After spending an afternoon diving into a mammoth pile of my belongings that I’m giving away to charity, (mainly due to the fact I don’t want Channel 4 making a documentary about a 27-year-old Bristol based design hoarder!) I stumbled across all 30+ of my sketchbooks. From early school days, through to hipster friendly Moleskin sketchbooks reserved for only when I had a really ‘cool’ idea and an erasure. A few hours passed and I found myself losing track of time simply flicking through them. It was a self-indulgent, but insightful experience that made me appreciate the importance of owning a sketchbook.
Call me old fashioned but in most cases when starting a design brief, either self-initiated or professional I always find myself with a pencil in hand. I’ve discovered my own creativity flows much better from a piece of lead or even a half chewed biro. If you scroll through Fiasco’s portfolio you will see many cases of our initial sketchbook workings, for example the image below which Ben created whilst working on character concepts for Aardman.
The natural design process for us here at Fiasco always seems to be a one where the pencil comes before the mouse. It’s quick, it’s instant and it creates absolutely no barriers between you and the artwork. Even when designing wireframes for websites, the speed in which we can experiment with layout design doesn’t compare to sketching ideas out.
One of my favourite designers Noma Bar recently confirmed my trust in sketchbooks when I saw him speak at WEDF not too long ago. Explaining that most of his working day consisted of sitting outside with a sketchbook in his lap and that he would only think about turning on his computer when he got home in the evenings.
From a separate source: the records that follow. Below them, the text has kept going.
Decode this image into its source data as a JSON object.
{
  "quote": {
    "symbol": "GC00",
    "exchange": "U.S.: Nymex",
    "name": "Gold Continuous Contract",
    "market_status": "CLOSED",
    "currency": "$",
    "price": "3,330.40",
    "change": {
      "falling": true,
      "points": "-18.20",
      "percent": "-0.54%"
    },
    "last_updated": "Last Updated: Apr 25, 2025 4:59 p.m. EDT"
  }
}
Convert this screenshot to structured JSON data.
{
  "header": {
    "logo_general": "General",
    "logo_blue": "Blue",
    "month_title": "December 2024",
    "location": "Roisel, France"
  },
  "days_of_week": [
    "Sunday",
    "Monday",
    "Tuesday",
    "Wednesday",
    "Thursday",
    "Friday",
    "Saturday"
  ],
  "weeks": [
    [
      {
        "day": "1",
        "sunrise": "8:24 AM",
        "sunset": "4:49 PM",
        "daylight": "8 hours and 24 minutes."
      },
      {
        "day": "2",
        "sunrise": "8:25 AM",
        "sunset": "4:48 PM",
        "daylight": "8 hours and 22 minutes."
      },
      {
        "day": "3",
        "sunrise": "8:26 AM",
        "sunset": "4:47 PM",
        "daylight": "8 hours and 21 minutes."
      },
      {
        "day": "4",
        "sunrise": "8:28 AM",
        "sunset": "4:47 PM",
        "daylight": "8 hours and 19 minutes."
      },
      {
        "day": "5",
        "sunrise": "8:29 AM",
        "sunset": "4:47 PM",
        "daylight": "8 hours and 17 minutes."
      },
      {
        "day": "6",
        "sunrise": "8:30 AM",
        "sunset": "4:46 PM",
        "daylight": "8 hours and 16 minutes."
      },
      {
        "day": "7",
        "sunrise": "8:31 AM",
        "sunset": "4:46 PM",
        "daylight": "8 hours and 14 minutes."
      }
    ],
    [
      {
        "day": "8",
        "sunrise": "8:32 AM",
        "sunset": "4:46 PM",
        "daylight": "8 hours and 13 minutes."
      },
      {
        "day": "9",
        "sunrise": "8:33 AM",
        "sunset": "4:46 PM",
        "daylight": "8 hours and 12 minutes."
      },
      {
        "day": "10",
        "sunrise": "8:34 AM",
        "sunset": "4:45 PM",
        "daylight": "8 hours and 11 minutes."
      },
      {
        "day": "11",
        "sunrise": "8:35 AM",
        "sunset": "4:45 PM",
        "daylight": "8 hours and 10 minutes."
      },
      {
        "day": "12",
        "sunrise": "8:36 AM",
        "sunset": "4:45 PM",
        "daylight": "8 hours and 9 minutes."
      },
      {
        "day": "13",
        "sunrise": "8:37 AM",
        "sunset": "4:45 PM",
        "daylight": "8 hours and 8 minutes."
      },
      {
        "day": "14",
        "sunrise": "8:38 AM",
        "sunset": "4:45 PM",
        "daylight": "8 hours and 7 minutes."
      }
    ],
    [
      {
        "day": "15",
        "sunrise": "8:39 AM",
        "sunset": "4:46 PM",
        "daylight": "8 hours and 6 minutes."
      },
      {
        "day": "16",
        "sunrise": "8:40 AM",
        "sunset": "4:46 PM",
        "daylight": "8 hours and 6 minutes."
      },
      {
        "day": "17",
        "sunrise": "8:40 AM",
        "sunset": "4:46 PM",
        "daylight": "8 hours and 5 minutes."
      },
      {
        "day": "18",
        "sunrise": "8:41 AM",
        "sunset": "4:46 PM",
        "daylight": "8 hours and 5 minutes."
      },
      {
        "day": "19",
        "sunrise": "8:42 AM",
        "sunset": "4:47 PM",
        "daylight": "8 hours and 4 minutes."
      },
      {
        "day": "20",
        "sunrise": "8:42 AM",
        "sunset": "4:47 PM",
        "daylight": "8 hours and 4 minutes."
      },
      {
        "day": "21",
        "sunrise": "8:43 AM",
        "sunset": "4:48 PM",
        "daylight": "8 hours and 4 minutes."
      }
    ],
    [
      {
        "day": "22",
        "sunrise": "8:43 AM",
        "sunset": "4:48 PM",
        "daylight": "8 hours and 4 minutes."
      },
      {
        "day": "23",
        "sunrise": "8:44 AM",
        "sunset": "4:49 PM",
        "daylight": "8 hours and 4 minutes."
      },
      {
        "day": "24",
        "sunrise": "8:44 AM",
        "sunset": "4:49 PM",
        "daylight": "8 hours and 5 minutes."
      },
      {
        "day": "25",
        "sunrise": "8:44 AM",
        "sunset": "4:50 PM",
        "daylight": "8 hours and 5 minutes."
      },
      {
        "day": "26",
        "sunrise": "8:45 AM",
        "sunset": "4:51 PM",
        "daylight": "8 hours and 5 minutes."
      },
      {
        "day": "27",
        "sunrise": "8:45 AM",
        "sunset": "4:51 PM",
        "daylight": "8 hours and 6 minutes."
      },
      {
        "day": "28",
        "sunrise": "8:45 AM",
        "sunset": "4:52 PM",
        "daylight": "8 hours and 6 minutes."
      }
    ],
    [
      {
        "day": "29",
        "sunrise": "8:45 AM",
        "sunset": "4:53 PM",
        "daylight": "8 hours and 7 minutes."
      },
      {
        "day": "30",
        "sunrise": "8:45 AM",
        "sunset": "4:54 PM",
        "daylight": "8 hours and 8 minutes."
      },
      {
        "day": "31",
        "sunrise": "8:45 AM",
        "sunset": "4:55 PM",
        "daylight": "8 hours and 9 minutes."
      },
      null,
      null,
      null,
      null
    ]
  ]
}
Noma Bar’s Sketch book, exploring concepts for ‘Falling Man’ book cover.
Here at Fiasco we feel only good ideas can come from owning a sketchbook, we feel they become a catalogue of our own ideas. Not all great ideas perhaps, but those dodgy sketches that don’t quite make sense help the good ideas stand out and come to fruition! Owning a sketchbook has become mandatory for myself as a designer and honestly I could not live with out one.
Feeling extra brave? Do as the infamous type designer David Quay does and only use permanent pens in your sketchbooks, forcing you to learn from every mistake you make! Whether you’re an appreciater of the good old fashioned sketchbook, or you think they’re a waste of your creative time, we would love to hear your opinions below.